Bristol-Myers-Squibb annonce une dépréciation de 275 millions de dollars liée aux CDO

le 01/02/2008

Le groupe pharmaceutique assure que cette charge n'affecte pas la souplesse financière de la société ni le dividende versé

En annonçant une charge qui pèse sur ses comptes, le laboratoire Bristol-Myers-Squibb figure parmi les premières sociétés hors du secteur financier à révéler son exposition à la crise du crédit et du logement qui secoue le pays. Le groupe pharmaceutique a fait état d'une perte au titre du quatrième trimestre de 133 millions de dollars, soit 7 cents par action, contre une perte de 170 millions (9 cents) un an auparavant.

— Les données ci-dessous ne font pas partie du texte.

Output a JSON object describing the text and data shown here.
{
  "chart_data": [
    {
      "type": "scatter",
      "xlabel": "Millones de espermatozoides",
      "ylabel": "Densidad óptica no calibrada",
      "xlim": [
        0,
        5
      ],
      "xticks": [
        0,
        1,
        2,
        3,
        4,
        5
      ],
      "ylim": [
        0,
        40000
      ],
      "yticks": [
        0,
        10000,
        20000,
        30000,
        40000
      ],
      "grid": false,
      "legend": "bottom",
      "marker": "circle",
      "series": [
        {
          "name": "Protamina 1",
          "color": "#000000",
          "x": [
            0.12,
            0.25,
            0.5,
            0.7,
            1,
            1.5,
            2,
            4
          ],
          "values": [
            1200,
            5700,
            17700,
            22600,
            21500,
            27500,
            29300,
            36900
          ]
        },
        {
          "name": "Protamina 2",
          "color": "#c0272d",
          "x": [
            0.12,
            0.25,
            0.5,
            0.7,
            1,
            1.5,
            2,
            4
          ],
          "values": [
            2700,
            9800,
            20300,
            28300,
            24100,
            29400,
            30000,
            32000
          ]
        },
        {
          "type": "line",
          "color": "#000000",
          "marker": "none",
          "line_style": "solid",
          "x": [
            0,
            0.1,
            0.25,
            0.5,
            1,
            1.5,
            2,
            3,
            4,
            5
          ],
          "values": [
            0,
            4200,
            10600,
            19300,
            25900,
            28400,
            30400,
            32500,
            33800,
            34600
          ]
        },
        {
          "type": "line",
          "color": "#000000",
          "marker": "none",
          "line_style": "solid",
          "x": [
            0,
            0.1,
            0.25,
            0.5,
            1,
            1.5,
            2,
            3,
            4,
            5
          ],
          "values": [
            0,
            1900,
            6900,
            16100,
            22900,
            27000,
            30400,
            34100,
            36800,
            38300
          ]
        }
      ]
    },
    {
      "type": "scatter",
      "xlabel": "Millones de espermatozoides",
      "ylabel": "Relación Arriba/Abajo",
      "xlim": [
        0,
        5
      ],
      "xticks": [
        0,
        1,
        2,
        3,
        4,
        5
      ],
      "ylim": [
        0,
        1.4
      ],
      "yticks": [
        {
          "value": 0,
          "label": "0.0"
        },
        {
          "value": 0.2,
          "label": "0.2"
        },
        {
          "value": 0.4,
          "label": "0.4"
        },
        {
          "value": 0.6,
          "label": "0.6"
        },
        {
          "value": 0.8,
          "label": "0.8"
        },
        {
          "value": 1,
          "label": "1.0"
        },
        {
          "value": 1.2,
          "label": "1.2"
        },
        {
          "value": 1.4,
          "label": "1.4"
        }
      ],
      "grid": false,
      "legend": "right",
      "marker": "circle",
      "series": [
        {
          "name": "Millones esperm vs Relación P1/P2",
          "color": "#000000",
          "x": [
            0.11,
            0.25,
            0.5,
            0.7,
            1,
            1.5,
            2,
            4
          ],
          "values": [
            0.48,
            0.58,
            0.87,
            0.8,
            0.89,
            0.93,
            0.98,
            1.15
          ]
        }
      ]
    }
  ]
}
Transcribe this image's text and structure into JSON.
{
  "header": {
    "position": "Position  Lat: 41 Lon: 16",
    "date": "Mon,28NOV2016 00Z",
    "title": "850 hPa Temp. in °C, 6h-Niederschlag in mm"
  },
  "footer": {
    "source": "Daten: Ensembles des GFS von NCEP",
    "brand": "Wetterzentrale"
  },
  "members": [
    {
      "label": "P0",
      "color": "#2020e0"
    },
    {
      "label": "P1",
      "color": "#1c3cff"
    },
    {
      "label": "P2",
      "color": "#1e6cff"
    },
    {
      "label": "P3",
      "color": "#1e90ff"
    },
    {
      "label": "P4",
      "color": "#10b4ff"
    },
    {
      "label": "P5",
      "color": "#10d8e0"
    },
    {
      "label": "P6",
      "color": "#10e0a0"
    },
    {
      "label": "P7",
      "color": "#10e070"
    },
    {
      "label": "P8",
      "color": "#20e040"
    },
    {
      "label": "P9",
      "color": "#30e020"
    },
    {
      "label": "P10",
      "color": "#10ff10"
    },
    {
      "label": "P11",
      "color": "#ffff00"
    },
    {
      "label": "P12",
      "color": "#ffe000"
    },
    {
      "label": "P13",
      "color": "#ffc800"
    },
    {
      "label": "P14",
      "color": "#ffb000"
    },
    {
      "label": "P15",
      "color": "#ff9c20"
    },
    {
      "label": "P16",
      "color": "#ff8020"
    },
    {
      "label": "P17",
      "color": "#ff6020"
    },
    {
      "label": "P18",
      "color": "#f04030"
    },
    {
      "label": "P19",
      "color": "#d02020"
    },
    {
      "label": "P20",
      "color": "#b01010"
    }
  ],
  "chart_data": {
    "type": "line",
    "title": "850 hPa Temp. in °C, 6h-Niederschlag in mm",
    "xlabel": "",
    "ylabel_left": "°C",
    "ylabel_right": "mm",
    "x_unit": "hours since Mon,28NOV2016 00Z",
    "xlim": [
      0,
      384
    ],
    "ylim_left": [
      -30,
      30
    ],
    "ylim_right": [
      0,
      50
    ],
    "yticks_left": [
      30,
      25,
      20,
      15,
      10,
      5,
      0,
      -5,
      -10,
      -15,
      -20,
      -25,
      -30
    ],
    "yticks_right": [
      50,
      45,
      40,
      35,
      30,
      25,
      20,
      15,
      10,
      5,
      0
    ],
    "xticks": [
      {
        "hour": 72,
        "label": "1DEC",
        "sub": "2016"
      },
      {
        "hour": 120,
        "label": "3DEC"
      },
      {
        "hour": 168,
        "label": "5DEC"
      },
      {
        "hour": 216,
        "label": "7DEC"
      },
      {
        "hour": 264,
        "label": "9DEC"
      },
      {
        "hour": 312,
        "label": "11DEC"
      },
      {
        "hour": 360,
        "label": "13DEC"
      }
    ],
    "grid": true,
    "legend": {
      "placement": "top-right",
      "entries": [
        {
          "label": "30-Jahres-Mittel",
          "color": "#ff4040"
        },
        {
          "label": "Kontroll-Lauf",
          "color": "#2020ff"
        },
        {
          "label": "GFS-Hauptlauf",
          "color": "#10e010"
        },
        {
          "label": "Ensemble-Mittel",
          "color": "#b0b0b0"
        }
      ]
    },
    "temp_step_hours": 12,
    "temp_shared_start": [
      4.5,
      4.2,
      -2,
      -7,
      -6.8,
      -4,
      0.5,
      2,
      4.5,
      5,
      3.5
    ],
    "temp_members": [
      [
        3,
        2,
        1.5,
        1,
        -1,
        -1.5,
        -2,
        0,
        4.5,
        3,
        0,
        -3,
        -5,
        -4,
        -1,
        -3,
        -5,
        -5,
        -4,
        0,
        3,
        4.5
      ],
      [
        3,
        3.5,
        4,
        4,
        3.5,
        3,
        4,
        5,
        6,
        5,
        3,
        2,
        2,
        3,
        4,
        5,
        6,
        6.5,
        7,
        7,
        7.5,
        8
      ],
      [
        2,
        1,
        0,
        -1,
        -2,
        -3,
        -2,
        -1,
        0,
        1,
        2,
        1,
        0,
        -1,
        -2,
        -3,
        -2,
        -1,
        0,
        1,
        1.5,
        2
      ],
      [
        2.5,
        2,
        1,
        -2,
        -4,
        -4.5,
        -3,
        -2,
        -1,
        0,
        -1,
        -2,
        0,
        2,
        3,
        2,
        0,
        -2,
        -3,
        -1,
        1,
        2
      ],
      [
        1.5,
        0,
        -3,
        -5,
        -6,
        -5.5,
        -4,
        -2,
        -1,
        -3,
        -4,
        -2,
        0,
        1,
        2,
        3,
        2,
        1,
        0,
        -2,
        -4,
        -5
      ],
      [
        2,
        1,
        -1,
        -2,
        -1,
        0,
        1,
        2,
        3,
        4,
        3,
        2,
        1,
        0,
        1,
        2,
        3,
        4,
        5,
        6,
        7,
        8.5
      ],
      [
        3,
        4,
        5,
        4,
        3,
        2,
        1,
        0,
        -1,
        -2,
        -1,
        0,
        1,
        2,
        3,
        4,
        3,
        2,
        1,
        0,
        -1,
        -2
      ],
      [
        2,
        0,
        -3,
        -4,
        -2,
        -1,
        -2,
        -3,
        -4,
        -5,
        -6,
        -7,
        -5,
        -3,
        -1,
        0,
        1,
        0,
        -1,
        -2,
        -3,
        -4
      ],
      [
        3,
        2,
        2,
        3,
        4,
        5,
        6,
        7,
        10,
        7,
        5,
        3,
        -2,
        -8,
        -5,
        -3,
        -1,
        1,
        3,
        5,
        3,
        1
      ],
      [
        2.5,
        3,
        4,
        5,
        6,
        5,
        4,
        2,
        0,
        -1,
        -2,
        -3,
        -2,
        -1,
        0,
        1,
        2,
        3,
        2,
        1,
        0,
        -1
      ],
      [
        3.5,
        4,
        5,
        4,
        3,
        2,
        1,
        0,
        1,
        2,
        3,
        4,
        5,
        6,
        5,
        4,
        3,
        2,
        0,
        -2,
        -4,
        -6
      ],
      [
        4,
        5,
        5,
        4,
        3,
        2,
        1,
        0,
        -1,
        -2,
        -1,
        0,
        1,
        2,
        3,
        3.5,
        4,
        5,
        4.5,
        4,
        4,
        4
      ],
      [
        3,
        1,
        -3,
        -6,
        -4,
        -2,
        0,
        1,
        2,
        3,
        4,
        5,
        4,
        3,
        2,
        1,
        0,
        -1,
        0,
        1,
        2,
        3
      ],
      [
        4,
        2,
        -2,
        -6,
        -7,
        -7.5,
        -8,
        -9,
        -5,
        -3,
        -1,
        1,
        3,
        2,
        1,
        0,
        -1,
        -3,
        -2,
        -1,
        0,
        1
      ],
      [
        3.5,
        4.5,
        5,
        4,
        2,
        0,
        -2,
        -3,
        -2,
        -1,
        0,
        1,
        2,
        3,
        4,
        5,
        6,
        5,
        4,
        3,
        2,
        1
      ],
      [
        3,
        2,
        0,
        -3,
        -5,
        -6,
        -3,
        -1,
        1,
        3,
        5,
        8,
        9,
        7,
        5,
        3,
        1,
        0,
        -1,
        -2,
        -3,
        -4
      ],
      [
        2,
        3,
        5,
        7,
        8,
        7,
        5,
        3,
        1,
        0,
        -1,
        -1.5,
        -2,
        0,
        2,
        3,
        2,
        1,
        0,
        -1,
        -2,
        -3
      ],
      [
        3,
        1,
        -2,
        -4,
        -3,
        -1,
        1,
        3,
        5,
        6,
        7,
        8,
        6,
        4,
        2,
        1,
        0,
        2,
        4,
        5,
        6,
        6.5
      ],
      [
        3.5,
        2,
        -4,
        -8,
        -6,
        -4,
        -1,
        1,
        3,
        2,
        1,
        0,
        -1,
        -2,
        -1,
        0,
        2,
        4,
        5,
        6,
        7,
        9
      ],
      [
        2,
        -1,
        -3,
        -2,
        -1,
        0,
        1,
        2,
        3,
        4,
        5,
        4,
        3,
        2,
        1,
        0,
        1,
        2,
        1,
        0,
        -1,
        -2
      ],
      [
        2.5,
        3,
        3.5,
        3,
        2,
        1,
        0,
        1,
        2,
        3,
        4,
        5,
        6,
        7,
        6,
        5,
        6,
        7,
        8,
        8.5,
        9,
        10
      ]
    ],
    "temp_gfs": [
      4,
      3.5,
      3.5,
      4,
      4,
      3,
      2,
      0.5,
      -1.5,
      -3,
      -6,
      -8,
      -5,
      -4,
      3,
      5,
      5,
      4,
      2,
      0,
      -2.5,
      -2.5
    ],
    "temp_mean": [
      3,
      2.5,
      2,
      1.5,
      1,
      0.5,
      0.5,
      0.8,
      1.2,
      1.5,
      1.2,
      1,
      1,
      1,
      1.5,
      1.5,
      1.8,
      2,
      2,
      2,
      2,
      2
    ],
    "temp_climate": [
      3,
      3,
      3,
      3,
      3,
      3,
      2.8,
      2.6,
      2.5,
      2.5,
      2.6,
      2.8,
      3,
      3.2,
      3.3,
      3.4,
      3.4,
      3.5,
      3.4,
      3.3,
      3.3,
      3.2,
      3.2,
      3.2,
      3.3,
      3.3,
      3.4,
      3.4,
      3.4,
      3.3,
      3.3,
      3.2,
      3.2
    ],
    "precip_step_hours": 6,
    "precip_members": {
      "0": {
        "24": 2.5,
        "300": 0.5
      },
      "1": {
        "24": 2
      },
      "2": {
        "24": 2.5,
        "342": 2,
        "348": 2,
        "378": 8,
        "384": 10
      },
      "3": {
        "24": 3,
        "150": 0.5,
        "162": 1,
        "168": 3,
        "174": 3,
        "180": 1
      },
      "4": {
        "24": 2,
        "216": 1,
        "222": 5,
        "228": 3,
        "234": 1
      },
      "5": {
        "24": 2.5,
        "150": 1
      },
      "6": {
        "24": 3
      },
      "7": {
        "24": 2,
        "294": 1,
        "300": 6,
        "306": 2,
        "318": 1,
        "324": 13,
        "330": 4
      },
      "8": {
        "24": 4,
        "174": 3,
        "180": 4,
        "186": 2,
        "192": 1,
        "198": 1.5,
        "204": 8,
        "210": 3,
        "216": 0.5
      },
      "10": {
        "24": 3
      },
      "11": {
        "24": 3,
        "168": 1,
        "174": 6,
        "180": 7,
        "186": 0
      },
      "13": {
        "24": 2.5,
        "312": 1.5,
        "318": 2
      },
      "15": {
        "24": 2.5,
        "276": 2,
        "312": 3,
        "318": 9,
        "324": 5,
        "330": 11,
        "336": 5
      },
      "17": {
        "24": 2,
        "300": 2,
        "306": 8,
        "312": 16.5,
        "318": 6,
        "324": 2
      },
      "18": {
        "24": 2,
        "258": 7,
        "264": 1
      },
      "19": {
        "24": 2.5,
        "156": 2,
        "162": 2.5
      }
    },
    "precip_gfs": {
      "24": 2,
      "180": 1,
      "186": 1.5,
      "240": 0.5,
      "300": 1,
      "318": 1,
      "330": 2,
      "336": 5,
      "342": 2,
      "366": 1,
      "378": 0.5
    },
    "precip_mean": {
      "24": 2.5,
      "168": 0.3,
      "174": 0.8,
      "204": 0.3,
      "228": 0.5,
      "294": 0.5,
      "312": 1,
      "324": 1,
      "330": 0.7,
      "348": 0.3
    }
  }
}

Pour le dernier trimestre 2007, BMS a inscrit une dépréciation de 275 millions de dollars liées à des obligations CDO (collateralized debt obligations). Le laboratoire a aussi passé des charges de 292 millions liées à un programme de réduction des coûts et 230 millions liées à l'acquisition d'Adnexus.

En annonçant une charge de 275 millions, le laboratoire précise que la valeur de marché des titres liés entre autres aux CDO adossés à des crédit immobiliers pour le logement ou des locaux professionnels, a baissé de 392 millions de dollars pour tomber à 419 millions de dollars au 31 décembre 2007. La charge de 275 millions de dollars n'a pas d'impact tangible sur la liquidité de la société ou sur sa souplesse financière. Elle n'aura pas non plus de conséquences sur le financement du dividende, précise Bristol-Myers.

Au dernier trimestre 2006, les charges étaient liée au règlement d'un contentieux juridique sur ses pratiques commerciales.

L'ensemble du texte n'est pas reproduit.